Na minha perspetiva, essa pedagogia deveria ter as seguintes características:

a)      Ao Norte, tendo em conta que a variedade existente, com epicentro em S. Vicente, é um constructo a partir das variantes do Norte, em cada sala de aula se procederá à análise comparativa e contrastiva entre a variante local e a variedade Norte. Em S. Vicente, epicentro dessa variedade, haverá uma pedagogia centrada na análise comparativa e contrastiva ente a variedade/Norte e a variedade/Sul (ou seja entre a variedade de S. Vicente e a de Santiago).

b)      Ao Sul, considerando que as variantes das ilhas todas foram e continuam sendo fontes de enriquecimento da variedade cujo epicentro é Santiago, a pedagogia em cada sala de aula deveria proceder à análise comparativa e contrastiva entre a variante local e a variedade/Sul. A nível de Saiago a pedagogia seria centrada na análise comparativa e contrastiva entre a variedade/Sul e a variedade/Norte (ou seja, entre a variedade de Santiago e a de S.Vicente).

c)      Havendo dois modelos de escrita, com legitimidade histórica e social, o que é baseado no alfabeto etimológico, e o que é baseado no alfabeto fonológico, a pedagogia devia dar conta destes dois modelos. Sendo o modelo fonológico mais económico e mais sistemático, o mesmo deveria ser encorajado; deve-se, no entanto, tolerar a prática do modelo etimológico, por parte dos alunos que fizerem questão dessa prática.

d)      Tendo presente que a construção do bilinguismo e da paridade entre a língua cabo-verdiana e o português é uma necessidade ambiental e um dever constitucional, o professor do CCV deve levar os seus educandos a descobrirem a vantagem do bilinguismo funcional, em Cabo Verde.

Uma pedagogia baseada nesses quatro pontos leva à valorização de todas as variantes e variedades do CCV, com uma estratégia sustentável e inclusiva em que em cada sala de aula apenas se estuda a respetiva variante local e variedade regional.

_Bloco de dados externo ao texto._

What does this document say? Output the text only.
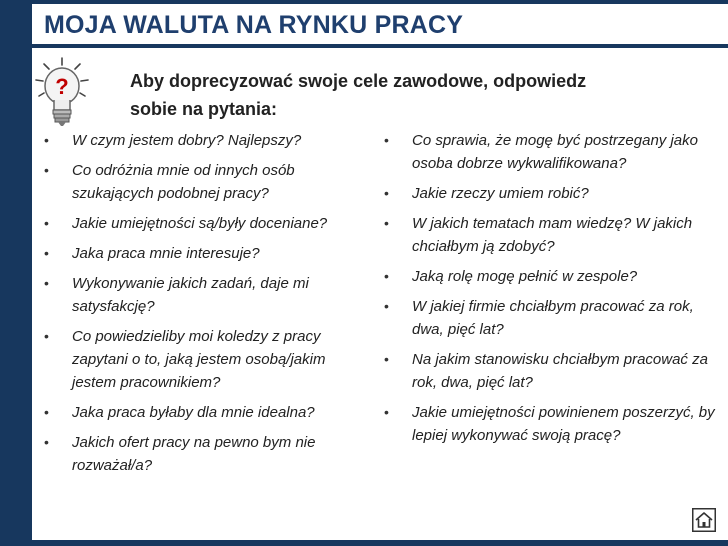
MOJA WALUTA NA RYNKU PRACY
?	Aby doprecyzować swoje cele zawodowe, odpowiedz
sobie na pytania:
• W czym jestem dobry? Najlepszy?
• Co odróżnia mnie od innych osób szukających podobnej pracy?
• Jakie umiejętności są/były doceniane?
• Jaka praca mnie interesuje?
• Wykonywanie jakich zadań, daje mi satysfakcję?
• Co powiedzieliby moi koledzy z pracy zapytani o to, jaką jestem osobą/jakim jestem pracownikiem?
• Jaka praca byłaby dla mnie idealna?
• Jakich ofert pracy na pewno bym nie rozważał/a?
• Co sprawia, że mogę być postrzegany jako osoba dobrze wykwalifikowana?
• Jakie rzeczy umiem robić?
• W jakich tematach mam wiedzę? W jakich chciałbym ją zdobyć?
• Jaką rolę mogę pełnić w zespole?
• W jakiej firmie chciałbym pracować za rok, dwa, pięć lat?
• Na jakim stanowisku chciałbym pracować za rok, dwa, pięć lat?
• Jakie umiejętności powinienem poszerzyć, by lepiej wykonywać swoją pracę?
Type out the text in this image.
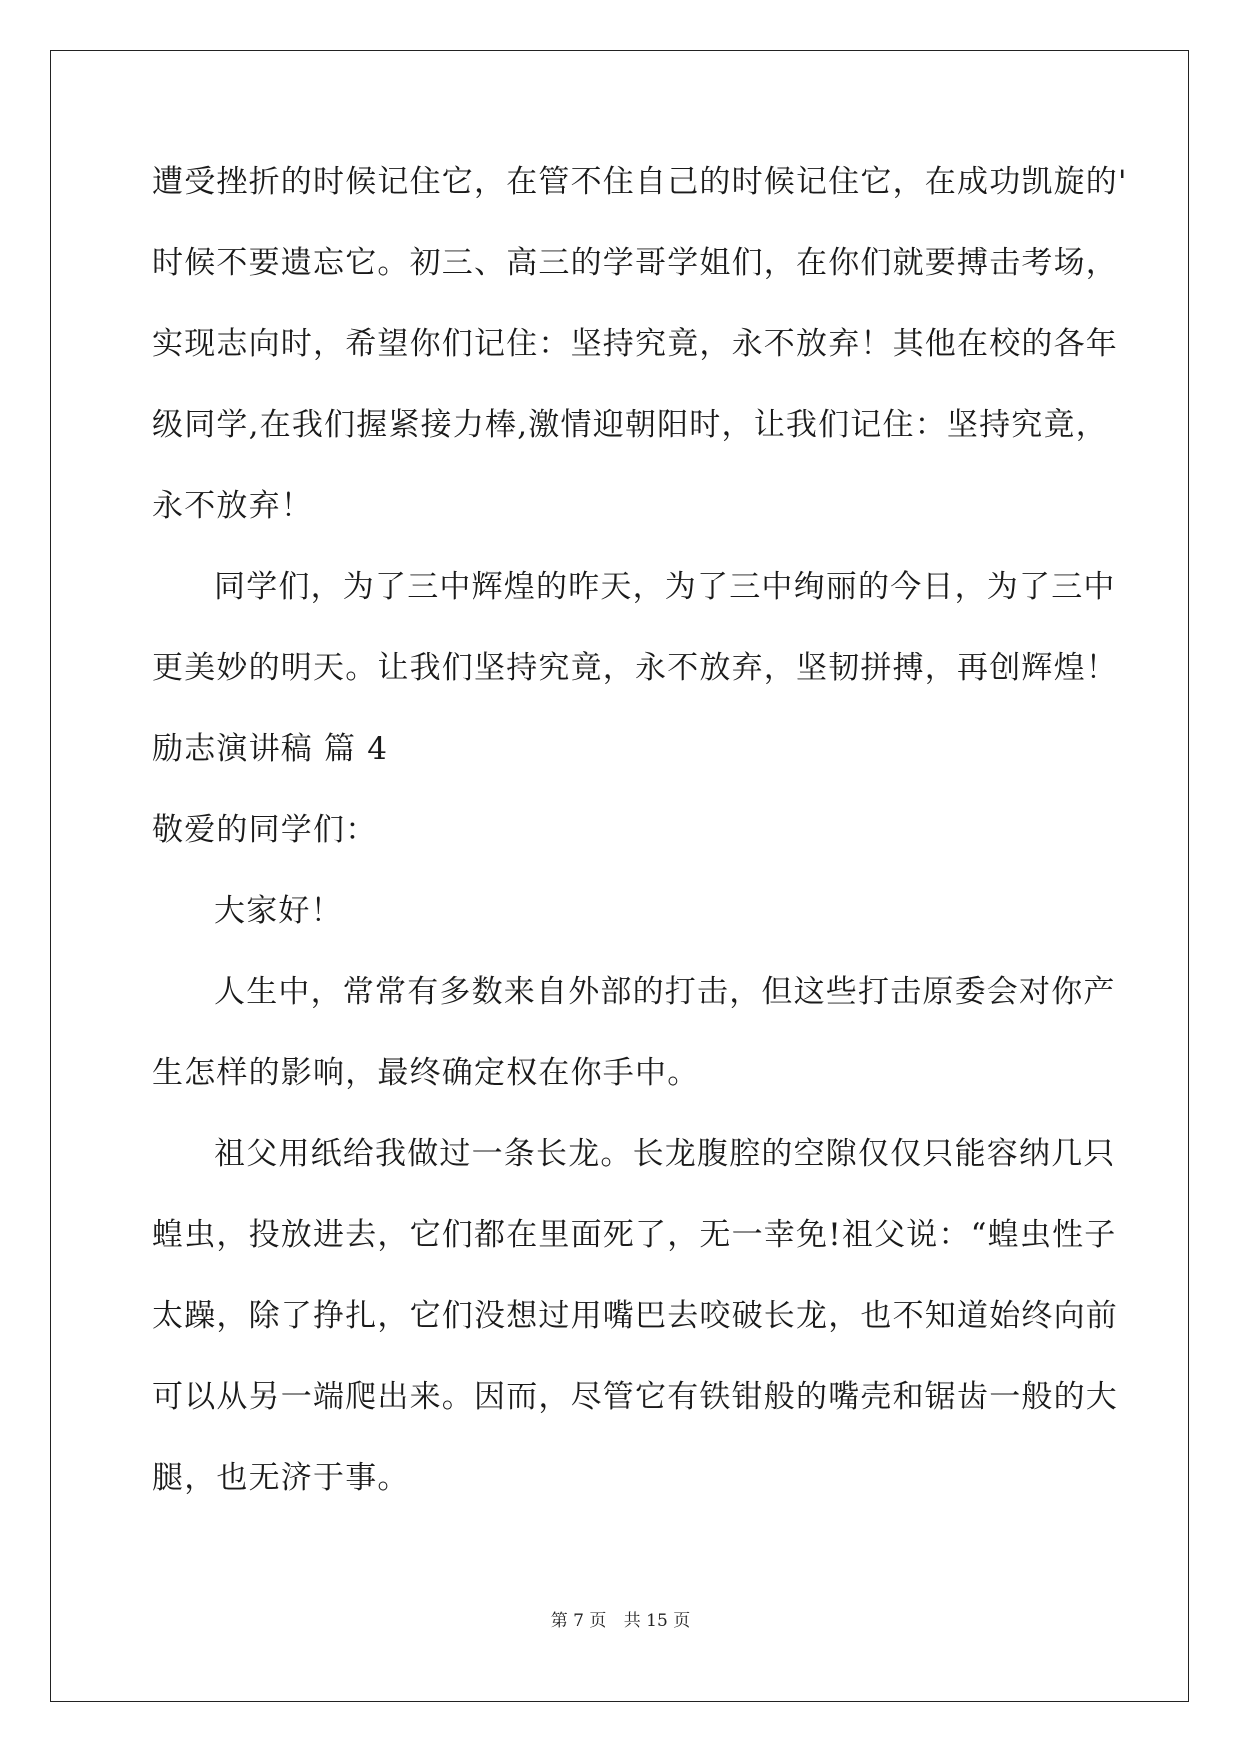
遭受挫折的时候记住它，在管不住自己的时候记住它，在成功凯旋的'
时候不要遗忘它。初三、高三的学哥学姐们，在你们就要搏击考场，
实现志向时，希望你们记住：坚持究竟，永不放弃！其他在校的各年
级同学,在我们握紧接力棒,激情迎朝阳时，让我们记住：坚持究竟，
永不放弃！
同学们，为了三中辉煌的昨天，为了三中绚丽的今日，为了三中
更美妙的明天。让我们坚持究竟，永不放弃，坚韧拼搏，再创辉煌！
励志演讲稿 篇 4
敬爱的同学们：
大家好！
人生中，常常有多数来自外部的打击，但这些打击原委会对你产
生怎样的影响，最终确定权在你手中。
祖父用纸给我做过一条长龙。长龙腹腔的空隙仅仅只能容纳几只
蝗虫，投放进去，它们都在里面死了，无一幸免!祖父说：“蝗虫性子
太躁，除了挣扎，它们没想过用嘴巴去咬破长龙，也不知道始终向前
可以从另一端爬出来。因而，尽管它有铁钳般的嘴壳和锯齿一般的大
腿，也无济于事。
第 7 页 共 15 页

Com essa pedagogia, ainda, fica valorizada a história da escrita do CCV, a defesa e valorização do bilinguismo caboverdiano e padronização, paulatinamente, acontecerá.

 

6. Referência Bibliográfica

 

Dambará, Kaoberdiano (1964). Noti, Edição PAIGC, Paris.

Fernandes, Napoleão (sd). Léxico do Dialecto Crioulo de Cabo Verde, Editado pela filha Ivone Fernandes Ramos, Gráfica do Mindelo.

Frusoni, Sérgio (1979). Vangêle Contód d’Nos Móda,Edição, Terra Nova, S. Filipe, Fogo.

Lang, Jürgen (2002). Dicionário do Crioulo da Ilha de Santiago, Gunter Narr Verlag Tübingen, Alemanha.

Veiga, Manuel (2004). A Construção do Bilinguismo, Instituto da Biblioteca Naciona e do Livro, Praia.

Idem (2012). Dicionário Caboverdiano-Português, Instituto da Biblioteca Nacional e do Livro, Praia.

Idem (2016). A Palavra e o Verbo, Acácia Editora, Praia.

Idem (2019). Odju d’Agu, 2ª Ed, Livraria Pedro Cardoso, Praia.

Idem (2019). Formação do Crioulo – Matrizes Originária, Acácia Editora, Praia.

Idem (2021). O Caboverdiano em 45 Lições, Acácia Editora, Praia.

Idem (2022). Katikati pa Gran Bira Spiga, Acácia Editora, Praia.

Idem (2022). Jornada Sen Ratornu, Odjud’aguBlogspot.com.

Kumison Kabuverdianu pa Traduson di Bíblia (2004). Lukas, Notísias Sábi di Jizus, Praia.

Idem (2009). Biblia – Na Prugrésu di Traduson pa Língua Kabuverdianu, Praia.

Idem (2013). Biblia na Prugrese de Tradusãu pa Linga Kabeverdiane – Sonsente.

 

 

Manuel Veiga

Fevereiro de 2023



[1] Ver as razões por que escrevo “caboverdiano” sem hífen, em VEIGA Manuel, 2016.   A Palavra e o Verbo, Acácia Editora, p. 7. Devo ainda informar que o presente trabalho foi publicado pela primeira vez, em Novembro de 2022, na revista «Direito, Política e Sociedade» da Uni-Mindelo.

[2] Note-se que um estudo do Afrobarómetro, realizado em 2022, apurou que « 78% dos caboverdianos é favorável ao uso do crioulo como meio oficial de instrução; 78% apoia o crioulo como disciplina obrigatóra em todas as escolas; 64% concorda com a sua elevação à língua oficial como o português».